Opinión | Gárgolas
Testigos inconmovibles
Hace un mes que estuve en Roma con unos amigos. En tres días tuvimos tiempo de ver la exposición de Caravaggio en el Palazzo Barberini, una excelente muestra antológica que debía completarse con la visita a los otros caravaggios que hay esparcidos en la ciudad, en Santa Maria del Popolo o en San Luigi dei Francesi, pongamos por caso. Dormí en un apartamento pequeño que tenía una terracita en un estado ciertamente precario, muy cerca de la Fontana di Trevi. En los crepúsculos romanos, aquellos tramonti que otorgan a las paredes ocres una vitalidad dorada que, poco a poco, va languideciendo hasta que llega la oscuridad, en aquellos atardeceres, pues, me dediqué a observar a las gaviotas que no paraban de volar, que aterrizaban en las terrazas vecinas, que contemplaban impávidas el trasiego de los turistas. Que se apoyaban en una antena de televisión o que hacían equilibrios (y se peleaban) sobre unas tejas dañadas. Levantabas la vista y veías cómo el cielo romano estaba invadido por estos pájaros marinos que han dejado de habitar la costa para instalarse en el interior, ratas voladoras que comen de todo y que incluso son capaces de recordar —esto me lo comentaba un amigo ornitólogo días más tarde— el lugar y la hora habituales donde se tira basura comestible. No recuerdo haber visto nunca tantas gaviotas en Roma. Son más agradables, claro, las manadas de estorninos que volaban también en el crepúsculo como si fueran un solo hombre, movimientos coreográficos, fascinantes danzas volátiles.

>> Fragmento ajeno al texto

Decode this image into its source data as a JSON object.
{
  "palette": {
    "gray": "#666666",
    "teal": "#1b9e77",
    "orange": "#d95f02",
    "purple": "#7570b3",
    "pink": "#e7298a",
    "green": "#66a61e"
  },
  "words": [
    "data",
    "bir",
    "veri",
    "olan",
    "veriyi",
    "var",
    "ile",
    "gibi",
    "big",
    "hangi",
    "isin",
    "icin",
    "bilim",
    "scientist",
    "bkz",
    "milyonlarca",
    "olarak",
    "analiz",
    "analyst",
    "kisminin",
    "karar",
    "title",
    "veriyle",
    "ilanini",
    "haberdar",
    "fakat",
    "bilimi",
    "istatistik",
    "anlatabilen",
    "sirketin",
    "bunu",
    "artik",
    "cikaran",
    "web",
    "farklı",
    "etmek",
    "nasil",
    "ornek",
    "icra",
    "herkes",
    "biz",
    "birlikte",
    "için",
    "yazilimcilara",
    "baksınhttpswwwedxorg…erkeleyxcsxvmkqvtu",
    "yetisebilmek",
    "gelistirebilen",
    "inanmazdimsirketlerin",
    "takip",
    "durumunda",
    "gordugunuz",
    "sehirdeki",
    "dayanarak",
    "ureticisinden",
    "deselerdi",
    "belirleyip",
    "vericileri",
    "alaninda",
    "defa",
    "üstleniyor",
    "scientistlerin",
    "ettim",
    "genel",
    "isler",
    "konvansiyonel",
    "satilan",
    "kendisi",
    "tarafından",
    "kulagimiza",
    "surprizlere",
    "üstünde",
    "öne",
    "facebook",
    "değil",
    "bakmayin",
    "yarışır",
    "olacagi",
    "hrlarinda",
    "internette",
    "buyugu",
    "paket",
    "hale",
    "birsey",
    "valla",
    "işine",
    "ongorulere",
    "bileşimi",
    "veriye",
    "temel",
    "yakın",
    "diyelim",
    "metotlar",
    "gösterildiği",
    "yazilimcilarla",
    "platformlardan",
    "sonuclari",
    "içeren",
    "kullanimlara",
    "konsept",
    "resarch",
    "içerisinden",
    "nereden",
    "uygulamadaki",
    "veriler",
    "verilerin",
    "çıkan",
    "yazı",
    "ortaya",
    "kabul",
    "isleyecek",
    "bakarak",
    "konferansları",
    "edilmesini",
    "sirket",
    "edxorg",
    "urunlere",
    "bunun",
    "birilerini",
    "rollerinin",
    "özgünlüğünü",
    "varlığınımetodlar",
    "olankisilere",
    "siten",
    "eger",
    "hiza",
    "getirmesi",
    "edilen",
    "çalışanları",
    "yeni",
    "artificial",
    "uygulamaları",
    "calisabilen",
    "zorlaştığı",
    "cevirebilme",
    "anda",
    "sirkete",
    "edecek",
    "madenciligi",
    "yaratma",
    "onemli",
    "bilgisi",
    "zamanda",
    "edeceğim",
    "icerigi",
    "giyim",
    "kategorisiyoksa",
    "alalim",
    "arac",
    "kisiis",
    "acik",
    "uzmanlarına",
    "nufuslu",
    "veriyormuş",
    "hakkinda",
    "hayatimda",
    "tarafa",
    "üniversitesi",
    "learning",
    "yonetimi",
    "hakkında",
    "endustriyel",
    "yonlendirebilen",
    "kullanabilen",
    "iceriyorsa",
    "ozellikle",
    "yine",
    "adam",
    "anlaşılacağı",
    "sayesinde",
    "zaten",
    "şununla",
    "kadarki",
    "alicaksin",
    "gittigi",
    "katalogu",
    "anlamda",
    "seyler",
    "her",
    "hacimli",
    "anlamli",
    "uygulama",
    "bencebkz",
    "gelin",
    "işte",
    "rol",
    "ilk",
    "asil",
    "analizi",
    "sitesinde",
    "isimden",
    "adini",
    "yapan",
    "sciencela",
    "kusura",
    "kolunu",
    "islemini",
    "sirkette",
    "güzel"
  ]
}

Pensé en aquellas gaviotas cuando vi unas cuantas en el tejado de la Capilla Sixtina, indiferentes al ruido de la plaza, un rumor que subía desde la columnata de Bernini hasta la quietud plácida del comignolo, la famosa chimenea de la fumata. Las gaviotas chillaban, tanto daba el color del humo, tal y como lo hicieron en 2013. Incluso en el momento culminante, poco después de las seis de la tarde, cuando se supo que ya había un nuevo papa, cuando estalló la euforia en San Pedro, con escenas desmesuradas de alegría, a la carrera por la mussoliniana Via Della Conciliazione, con creyentes, turistas, curiosos y periodistas expectantes, dos gaviotas y un pollito apenas se movieron. Seguía saliendo el humo blanco de la chimenea y, a lo sumo, abandonaron las tejas y se situaron en un rincón más elevado. En 2014, en una bendición del papa Francisco a favor de la paz, un niño y una niña soltaron dos magníficas, inmaculadas palomas blancas desde el balcón de la basílica. Un cuervo se zampó a una de las palomas. La otra fue cazada al vuelo por una gaviota. Esta vez, las gaviotas han vuelto a ejercer de testigos inconmovibles y no han optado por ninguna simbología bélica o sentimental. Las lecturas sobre la elección de León XIV han descendido a ras del suelo. Alguien ha dicho que, «fisonómicamente», el papa está a mitad de camino entre Pío XII y Pablo VI. De los rostros ufanos y redondos hemos pasado al perfil aguileño. Vete a saber, quizá sea este el mensaje oculto de otro pájaro, el Espíritu Santo.